Background reading on the problem space: Linaro White paper on Software Defined Vehicles
Key Features for Automotive
- A hypervisor is critical for Automotive
- Independently updateable, don't have to retest and recertify safety on none hypervisor kernel updates
- Many Type 1 hypervisors with no clear winner
- Therefore standardizing on virtio interfaces is paramount to enable multiple SOCs and multiple OSes on each hypervisor
- Strong Isolation and documented Freedom from Interference (FFI)
- For Safety, Security, and Real-time isolation
- Proving Safety Isolation is much harder on Type 2 hypervisors
- Current type 2 hypervisors are less set up provide strong real-time guarantees (OS drivers in the path)

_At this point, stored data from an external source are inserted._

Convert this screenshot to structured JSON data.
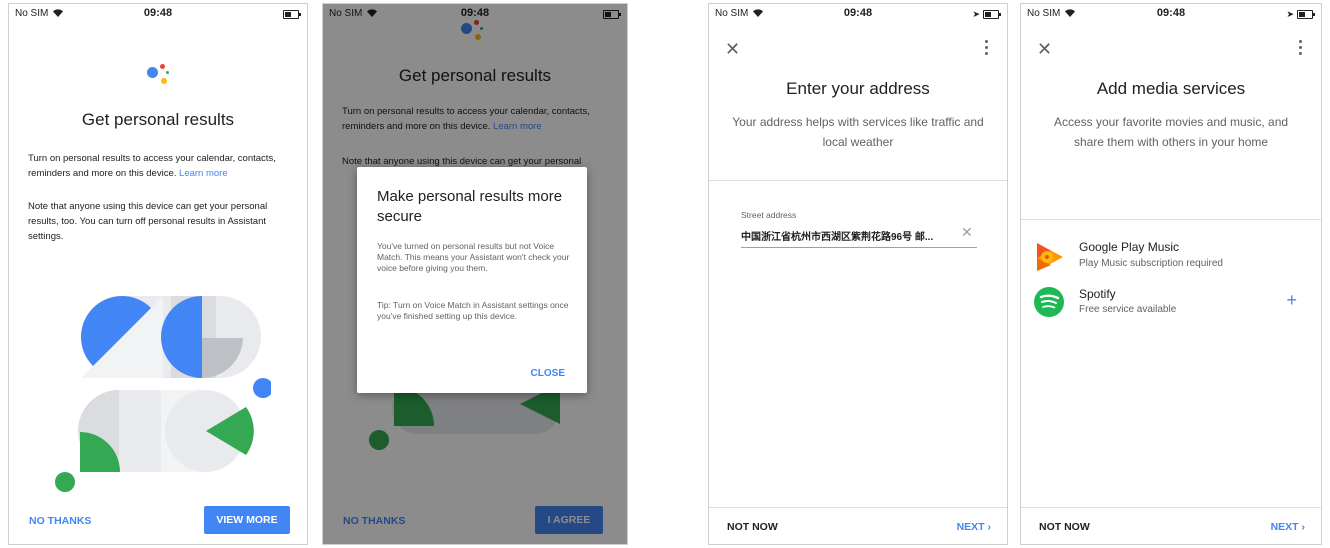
{
  "status": {
    "carrier": "No SIM",
    "time": "09:48"
  },
  "colors": {
    "accent": "#4285f4",
    "google_blue": "#4285f4",
    "google_red": "#ea4335",
    "google_yellow": "#fbbc05",
    "google_green": "#34a853",
    "spotify_green": "#1db954"
  },
  "screen1": {
    "title": "Get personal results",
    "paragraph1": "Turn on personal results to access your calendar, contacts, reminders and more on this device.",
    "learn_more": "Learn more",
    "paragraph2": "Note that anyone using this device can get your personal results, too. You can turn off personal results in Assistant settings.",
    "no_thanks": "NO THANKS",
    "view_more": "VIEW MORE"
  },
  "screen2": {
    "title": "Get personal results",
    "paragraph1": "Turn on personal results to access your calendar, contacts, reminders and more on this device.",
    "learn_more": "Learn more",
    "paragraph2_partial": "Note that anyone using this device can get your personal",
    "dialog": {
      "title": "Make personal results more secure",
      "body1": "You've turned on personal results but not Voice Match. This means your Assistant won't check your voice before giving you them.",
      "body2": "Tip: Turn on Voice Match in Assistant settings once you've finished setting up this device.",
      "close": "CLOSE"
    },
    "no_thanks": "NO THANKS",
    "agree": "I AGREE"
  },
  "screen3": {
    "title": "Enter your address",
    "subtitle": "Your address helps with services like traffic and local weather",
    "field_label": "Street address",
    "field_value": "中国浙江省杭州市西湖区紫荆花路96号 邮...",
    "not_now": "NOT NOW",
    "next": "NEXT"
  },
  "screen4": {
    "title": "Add media services",
    "subtitle": "Access your favorite movies and music, and share them with others in your home",
    "services": [
      {
        "name": "Google Play Music",
        "detail": "Play Music subscription required",
        "icon": "google-play-music-icon"
      },
      {
        "name": "Spotify",
        "detail": "Free service available",
        "icon": "spotify-icon"
      }
    ],
    "not_now": "NOT NOW",
    "next": "NEXT"
  }
}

- VirtIO based communication with CPUs not under a common hypervisor
- Cortex-R/M CPUs can offer stronger real-time guarantees
- Lockstep CPUs offer stronger Safety guarantees, these are commonly Cortex-R/M
- A virtio backend that needs to be highly available will be implemented on a Cortex-R/M
- A Cortex-R/M CPU may choose to have a frontend driver using a backend in a guest under the hypervisors
- Safe Supervisor for the hypervisors and guests
- The safe supervisor needs to decide which guests need to be restarted or if the hypervisor itself should be restarted
- The supervisor will often need to be a higher safety standard than the hypervisor
- To restart a guest, the supervisor can talk directly to the hypervisor or via a guest at the same safety level as the hypervisor
- Ex: Safe Supervisor on lock step R/M core controls hypervisor via Virtio IPC like rpmsg
- VirtIO interfaces for IVI
- The In-vehicle Infotainment function has a lot in common with mobile device
- Rich UI, Multimedia playback, perhaps installable apps
- Key differences to mobile market
- Multiscreen independent playback of media
- AM/FM/Satelite Radio Tuner
- DRM protected playback is a key feature here as it is in mobile
- The In-vehicle Infotainment function has a lot in common with mobile device
- VirtIO for cluster
- Guaranteed low latency rear-view camera display (<5 seconds from start)
- Guaranteed visible and audio alarms
- GPU acceleration for dial animation, eg: Speedometer
- VirtIO interfaces for misc control
- SPI/I2C/GPIO controllers are very common on SOCs
- It is often difficult to ensure one I2C/SPI/GPIO bus is wholly owned by one guest
- Virtual interfaces allow the real control driver to be on a trusted domain and that domain can coordinate and police transactions
- Even when a given controller is owned wholly by one domain, a virtio interface gives SOC independence and avoids messiness in device assignment for platform devices.
- (Virtio may not be the best choice for critical real-time interactions)
- VirtIO for Automotive control interfaces: CAN etc
- CAN seems like an obvious extension for Automotive to the plan for SPI/I2/GPIO
- However, CAN is so tied into the critical operations that some designs will not expose it to guests at all
- The real priority of CAN is TBD
AGL Relationship
- Linaro Project Stratos & AGL Virtualization timeline.pdf
- https://wiki.automotivelinux.org/eg-virt-meetings
- https://confluence.automotivelinux.org/display/VE/Virtualization+EG?src=sidebar
- https://confluence.automotivelinux.org/display/VE/Support+VirtIO+in+AGL
Reference & Demo Platform is being leveraged to provide a demo in December 2020 to show the first steps in supporting AGL virtualization needs.